If you do extend the base interface, be sure to document your
extensions in your README
file. Keep in mind that
you must still satisfy the core objectives listed here. If
your changes are so radical that your modified program is
incompatible with Barcraft, you must include a "compatibility
mode" that makes the interface behave like the requirements
here. (Or consider creating an entirely separate executable.)
Step 5: Objective list
Every assignment includes a list of objectives. Your mark in the assignment will be based primarily on the achievement of these objectives, with possible deductions outside the list if necessary.
Assignment 1 objectives
- ▢ The user interface has the correct controls in a reasonable layout. The controls work appropriately.
- ▢ The program is able to draw a 3D grid of cubes of the correct sizes and locations.

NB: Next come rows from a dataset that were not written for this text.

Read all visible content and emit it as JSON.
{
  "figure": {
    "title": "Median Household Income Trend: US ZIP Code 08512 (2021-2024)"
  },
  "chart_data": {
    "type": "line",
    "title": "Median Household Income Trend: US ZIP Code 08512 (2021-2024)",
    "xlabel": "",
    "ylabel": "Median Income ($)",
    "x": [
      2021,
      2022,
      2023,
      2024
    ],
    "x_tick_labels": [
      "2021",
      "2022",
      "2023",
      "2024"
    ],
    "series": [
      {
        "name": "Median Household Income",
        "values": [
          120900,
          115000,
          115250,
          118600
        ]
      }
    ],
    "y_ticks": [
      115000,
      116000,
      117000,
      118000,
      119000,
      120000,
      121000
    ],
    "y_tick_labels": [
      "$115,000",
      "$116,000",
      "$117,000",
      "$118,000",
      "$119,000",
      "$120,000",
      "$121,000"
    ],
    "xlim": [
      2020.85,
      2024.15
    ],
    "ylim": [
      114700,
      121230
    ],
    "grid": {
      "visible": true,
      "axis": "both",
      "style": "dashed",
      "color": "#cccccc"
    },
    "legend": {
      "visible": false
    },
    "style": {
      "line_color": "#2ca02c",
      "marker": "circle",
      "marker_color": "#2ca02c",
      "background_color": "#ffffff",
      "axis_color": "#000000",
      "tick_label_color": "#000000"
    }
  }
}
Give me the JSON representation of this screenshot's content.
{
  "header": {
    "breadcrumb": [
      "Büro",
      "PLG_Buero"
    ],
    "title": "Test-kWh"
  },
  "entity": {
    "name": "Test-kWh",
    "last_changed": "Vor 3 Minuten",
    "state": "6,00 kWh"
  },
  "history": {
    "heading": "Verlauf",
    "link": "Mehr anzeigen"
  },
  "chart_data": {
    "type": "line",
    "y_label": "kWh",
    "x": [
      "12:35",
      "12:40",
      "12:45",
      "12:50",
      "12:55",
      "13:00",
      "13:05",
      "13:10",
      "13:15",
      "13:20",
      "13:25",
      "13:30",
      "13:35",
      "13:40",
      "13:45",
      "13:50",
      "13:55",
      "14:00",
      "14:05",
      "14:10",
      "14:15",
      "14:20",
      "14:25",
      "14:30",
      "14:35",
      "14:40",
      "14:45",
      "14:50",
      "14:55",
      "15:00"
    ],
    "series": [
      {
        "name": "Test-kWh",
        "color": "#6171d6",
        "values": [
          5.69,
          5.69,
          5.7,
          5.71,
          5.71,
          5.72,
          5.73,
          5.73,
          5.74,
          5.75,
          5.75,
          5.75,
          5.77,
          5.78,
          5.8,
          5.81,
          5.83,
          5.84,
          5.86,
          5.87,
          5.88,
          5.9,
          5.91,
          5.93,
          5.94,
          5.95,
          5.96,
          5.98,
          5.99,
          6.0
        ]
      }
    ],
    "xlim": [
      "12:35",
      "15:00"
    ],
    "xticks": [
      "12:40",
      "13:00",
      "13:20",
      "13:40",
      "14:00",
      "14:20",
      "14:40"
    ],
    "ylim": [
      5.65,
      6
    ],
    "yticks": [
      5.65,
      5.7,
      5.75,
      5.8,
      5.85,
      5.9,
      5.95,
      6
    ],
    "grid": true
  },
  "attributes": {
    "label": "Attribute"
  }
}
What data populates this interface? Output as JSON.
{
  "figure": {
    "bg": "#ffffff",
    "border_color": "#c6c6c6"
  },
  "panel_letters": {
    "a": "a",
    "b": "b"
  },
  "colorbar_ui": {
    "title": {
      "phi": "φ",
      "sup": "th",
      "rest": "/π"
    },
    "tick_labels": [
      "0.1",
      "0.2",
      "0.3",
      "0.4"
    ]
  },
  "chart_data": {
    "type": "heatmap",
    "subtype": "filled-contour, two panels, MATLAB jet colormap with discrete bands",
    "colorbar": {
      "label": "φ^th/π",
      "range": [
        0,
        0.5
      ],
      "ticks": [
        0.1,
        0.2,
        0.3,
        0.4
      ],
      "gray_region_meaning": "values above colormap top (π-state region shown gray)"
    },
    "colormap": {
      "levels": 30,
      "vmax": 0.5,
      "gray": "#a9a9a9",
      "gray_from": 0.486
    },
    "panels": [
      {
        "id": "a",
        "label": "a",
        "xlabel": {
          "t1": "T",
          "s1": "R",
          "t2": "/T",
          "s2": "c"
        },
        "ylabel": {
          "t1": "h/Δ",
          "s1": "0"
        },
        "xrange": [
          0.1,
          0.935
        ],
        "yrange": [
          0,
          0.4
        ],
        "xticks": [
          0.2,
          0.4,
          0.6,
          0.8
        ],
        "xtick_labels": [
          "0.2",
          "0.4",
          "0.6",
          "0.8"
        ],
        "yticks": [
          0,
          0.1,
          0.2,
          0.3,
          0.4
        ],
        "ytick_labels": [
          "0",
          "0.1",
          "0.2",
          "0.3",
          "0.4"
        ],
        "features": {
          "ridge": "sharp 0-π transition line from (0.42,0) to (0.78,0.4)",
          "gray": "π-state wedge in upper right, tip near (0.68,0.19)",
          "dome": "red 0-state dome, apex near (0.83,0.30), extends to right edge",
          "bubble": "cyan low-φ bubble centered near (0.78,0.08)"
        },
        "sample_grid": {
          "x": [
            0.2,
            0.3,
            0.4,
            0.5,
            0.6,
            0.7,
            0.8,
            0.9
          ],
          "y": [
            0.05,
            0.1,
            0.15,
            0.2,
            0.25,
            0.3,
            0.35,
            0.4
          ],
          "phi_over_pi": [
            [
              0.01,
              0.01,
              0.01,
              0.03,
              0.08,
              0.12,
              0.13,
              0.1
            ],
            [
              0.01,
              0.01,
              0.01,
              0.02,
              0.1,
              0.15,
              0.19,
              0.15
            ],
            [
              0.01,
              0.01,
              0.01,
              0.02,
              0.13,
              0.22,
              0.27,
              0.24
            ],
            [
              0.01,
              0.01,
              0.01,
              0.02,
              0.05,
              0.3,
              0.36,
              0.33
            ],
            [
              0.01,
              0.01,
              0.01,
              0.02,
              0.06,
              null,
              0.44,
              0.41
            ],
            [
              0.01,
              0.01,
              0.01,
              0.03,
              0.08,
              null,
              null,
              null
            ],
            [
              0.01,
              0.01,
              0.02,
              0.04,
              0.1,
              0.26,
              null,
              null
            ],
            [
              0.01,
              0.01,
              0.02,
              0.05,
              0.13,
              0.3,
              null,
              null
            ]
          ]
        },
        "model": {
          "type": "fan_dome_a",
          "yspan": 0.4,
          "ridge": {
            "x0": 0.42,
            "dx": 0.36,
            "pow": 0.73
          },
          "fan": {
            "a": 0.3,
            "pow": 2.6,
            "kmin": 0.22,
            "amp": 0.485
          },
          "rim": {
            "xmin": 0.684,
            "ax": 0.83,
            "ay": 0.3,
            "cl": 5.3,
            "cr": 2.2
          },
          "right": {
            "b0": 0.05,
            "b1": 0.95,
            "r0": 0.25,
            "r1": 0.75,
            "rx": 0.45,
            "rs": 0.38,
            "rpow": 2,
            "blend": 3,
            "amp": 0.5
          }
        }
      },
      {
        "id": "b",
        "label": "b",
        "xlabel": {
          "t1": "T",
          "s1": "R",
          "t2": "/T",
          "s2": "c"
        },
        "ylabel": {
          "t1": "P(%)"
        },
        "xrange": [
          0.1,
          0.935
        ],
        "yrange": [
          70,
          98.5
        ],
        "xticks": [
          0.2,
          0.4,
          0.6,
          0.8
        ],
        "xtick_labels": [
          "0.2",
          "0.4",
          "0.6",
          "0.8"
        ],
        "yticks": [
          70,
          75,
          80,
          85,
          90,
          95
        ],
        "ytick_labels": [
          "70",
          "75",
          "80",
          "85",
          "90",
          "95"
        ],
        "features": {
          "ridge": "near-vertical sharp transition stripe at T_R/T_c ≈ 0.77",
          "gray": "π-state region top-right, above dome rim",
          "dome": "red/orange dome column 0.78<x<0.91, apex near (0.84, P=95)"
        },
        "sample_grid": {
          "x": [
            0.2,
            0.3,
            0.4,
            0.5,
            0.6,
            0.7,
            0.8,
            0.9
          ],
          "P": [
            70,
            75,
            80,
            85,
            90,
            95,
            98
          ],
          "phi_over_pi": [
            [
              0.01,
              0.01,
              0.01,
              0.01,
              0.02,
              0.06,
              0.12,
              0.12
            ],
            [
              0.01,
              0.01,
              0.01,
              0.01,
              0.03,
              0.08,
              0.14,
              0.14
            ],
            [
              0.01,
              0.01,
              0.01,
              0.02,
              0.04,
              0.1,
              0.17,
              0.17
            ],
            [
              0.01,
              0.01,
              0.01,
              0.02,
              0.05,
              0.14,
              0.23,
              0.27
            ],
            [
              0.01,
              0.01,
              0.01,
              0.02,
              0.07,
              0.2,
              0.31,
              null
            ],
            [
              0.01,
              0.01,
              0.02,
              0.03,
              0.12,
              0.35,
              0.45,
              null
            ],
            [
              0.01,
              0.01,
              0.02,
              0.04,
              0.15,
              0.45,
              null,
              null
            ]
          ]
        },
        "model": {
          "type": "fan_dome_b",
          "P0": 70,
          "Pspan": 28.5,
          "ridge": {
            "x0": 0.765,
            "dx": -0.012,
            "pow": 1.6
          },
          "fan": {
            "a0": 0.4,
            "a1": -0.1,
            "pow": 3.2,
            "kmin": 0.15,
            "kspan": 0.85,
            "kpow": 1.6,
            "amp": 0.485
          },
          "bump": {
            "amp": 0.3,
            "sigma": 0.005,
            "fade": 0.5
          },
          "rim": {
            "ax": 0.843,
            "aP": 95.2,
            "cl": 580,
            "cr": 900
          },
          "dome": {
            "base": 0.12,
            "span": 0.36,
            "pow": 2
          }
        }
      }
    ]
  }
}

- ▢ Bars of cubes can be given at least one of eight colours, as described above.
- ▢ There is an active cell, which is clearly indicated in the user interface. The indicator is drawn on top of all other scene geometry.
- ▢ The space and backspace keys work as described above.
- ▢ When used without the shift key, the arrow keys move the active cell around.
- ▢ When used with the shift key, the arrow keys move the active cell around while copying information from the previously active location.
- ▢ Rotation works as described above.
- ▢ Scaling works as described above.
- ▢ The reset button returns the user interface and grid stat to the starting state.